Man fired over stolen beers defends actions

By Hana Garrett-Walker, Kieran Campbell

Photo / Thinkstock
Photo / Thinkstock

A man sacked for taking 12 leftover beers from a work Christmas lunch says he does not regret taking the beverages and maintains he had permission to.

Richard Gustave Suhr was dismissed after taking the cans of Speight's and Export Gold from a storage cupboard at Hamilton-based Prolife Foods on December 23 last year.

He said he was devastated by the Employment Relations Authority's decision, published today, which upheld his dismissal.

But asked if he regretted taking the beer he said: ``Not at all. Obviously I regret what happened [but] I stand by everything I've said.''

"If I had the money I'd be fighting [the dismissal] to the death, but I'm not in that position.''

Mr Suhr and a colleague were seen transferring the beers to a white plastic bag by another worker, who informed senior staff.

Mr Suhr, who had worked for the company for about eight months, had two meetings with managers.

In one he handed over 12 cans after he was asked to give up the contents of the bag.

He was sacked despite arguing he had permission to take the leftover beer.

Mr Suhr stood by his claims today, saying he was "not very happy'' about the ERA's decision.

Prolife Foods would not comment on Mr Suhr's dismissal.

The authority had heard that after the Christmas lunch a group of workers went to share more drinks in the carpark area.

Mr Suhr, a food production manager, and his colleague drove to another Profile site, "ostensibly to collect the Christmas presents given to them by the firm''.

Instead they took the beer.

It is believed Mr Suhr's colleague was also fired but he chose not to pursue unfair dismissal.
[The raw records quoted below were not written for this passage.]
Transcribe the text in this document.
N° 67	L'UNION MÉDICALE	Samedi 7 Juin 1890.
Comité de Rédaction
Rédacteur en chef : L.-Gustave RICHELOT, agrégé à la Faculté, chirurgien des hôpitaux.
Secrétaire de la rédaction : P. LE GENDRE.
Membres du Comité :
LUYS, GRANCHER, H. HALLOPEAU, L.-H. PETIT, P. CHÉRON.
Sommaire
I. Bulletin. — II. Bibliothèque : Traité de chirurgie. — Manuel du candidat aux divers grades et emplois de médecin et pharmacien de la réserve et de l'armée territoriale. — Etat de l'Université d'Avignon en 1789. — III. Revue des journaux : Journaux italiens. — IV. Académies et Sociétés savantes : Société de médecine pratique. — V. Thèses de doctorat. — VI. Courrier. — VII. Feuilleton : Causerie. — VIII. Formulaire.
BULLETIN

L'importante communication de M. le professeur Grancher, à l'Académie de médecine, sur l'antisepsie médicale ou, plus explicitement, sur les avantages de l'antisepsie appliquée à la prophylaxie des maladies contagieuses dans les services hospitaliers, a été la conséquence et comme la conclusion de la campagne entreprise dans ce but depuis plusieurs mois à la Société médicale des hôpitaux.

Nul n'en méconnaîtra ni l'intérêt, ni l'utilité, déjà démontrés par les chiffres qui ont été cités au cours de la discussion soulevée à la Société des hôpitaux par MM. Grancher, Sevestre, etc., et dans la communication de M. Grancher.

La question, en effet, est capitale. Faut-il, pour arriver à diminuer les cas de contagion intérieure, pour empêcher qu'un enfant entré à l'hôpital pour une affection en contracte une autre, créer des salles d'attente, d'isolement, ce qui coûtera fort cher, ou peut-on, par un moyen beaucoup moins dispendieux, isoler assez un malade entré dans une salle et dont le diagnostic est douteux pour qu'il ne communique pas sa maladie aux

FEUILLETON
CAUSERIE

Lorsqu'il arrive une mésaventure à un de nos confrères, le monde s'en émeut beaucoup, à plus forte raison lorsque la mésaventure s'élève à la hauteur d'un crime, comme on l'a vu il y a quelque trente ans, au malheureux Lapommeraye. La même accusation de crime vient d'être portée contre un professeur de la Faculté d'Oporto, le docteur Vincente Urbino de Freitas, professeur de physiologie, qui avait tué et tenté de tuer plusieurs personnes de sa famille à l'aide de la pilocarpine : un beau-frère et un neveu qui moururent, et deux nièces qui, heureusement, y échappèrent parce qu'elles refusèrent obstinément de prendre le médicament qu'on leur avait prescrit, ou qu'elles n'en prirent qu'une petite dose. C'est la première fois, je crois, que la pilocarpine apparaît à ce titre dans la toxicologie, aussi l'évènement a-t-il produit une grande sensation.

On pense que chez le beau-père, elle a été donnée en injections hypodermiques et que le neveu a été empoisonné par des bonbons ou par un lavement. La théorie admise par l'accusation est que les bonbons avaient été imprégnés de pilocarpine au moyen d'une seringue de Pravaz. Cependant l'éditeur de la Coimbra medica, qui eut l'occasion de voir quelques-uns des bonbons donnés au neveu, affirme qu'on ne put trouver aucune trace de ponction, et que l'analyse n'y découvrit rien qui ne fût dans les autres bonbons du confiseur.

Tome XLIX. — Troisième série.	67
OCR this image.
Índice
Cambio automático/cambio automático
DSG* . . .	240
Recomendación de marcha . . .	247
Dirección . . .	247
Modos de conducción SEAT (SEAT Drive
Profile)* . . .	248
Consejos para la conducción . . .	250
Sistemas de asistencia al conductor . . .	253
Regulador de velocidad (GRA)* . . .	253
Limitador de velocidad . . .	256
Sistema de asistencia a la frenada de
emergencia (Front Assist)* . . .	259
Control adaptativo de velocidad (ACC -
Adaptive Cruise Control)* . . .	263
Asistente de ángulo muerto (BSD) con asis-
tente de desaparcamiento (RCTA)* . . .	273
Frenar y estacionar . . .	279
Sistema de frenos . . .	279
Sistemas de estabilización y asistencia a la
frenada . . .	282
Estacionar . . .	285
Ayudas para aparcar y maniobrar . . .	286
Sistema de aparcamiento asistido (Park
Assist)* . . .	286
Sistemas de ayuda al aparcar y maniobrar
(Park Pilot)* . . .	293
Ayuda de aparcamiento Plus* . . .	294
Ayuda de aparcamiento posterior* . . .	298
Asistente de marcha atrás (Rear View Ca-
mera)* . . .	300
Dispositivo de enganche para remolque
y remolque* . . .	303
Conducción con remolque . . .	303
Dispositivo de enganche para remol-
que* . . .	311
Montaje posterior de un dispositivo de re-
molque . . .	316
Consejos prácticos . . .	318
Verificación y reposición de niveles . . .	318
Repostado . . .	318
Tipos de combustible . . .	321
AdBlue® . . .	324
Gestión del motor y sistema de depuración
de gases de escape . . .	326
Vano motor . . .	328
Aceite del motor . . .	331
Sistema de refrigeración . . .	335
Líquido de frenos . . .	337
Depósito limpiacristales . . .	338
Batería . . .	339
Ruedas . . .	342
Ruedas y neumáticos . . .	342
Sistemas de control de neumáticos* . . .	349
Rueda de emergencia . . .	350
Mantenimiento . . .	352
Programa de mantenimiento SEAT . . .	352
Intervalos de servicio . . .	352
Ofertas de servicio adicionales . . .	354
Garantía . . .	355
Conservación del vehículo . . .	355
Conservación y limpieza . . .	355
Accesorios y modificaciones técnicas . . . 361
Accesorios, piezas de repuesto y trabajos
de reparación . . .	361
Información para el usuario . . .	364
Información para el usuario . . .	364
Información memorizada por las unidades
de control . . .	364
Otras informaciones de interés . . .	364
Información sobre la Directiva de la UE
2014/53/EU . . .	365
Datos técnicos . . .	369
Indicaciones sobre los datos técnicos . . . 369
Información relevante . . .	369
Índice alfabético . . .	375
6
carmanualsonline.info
The authority finding regarding Mr Suhr's case said a fair and reasonable employer could have concluded he was guilty of serious misconduct by removing beer which belonged to the company without permission and upheld the dismissal.

Ekant Veer, Associate Professor of Marketing at the University of Canterbury, said people often acted differently at Christmas parties than they would during a normal work day.

He said people needed to monitor how much they drank to avoid crossing boundaries and warned people to think about what impressions they wanted to leave with their colleagues before the Christmas function.

"If you're comfortable getting drunk, then that's fine - the issue arises when someone wishes to keep a clean image but gets completely drunk at the Christmas social. This is more damaging to one's image,'' Professor Veer said.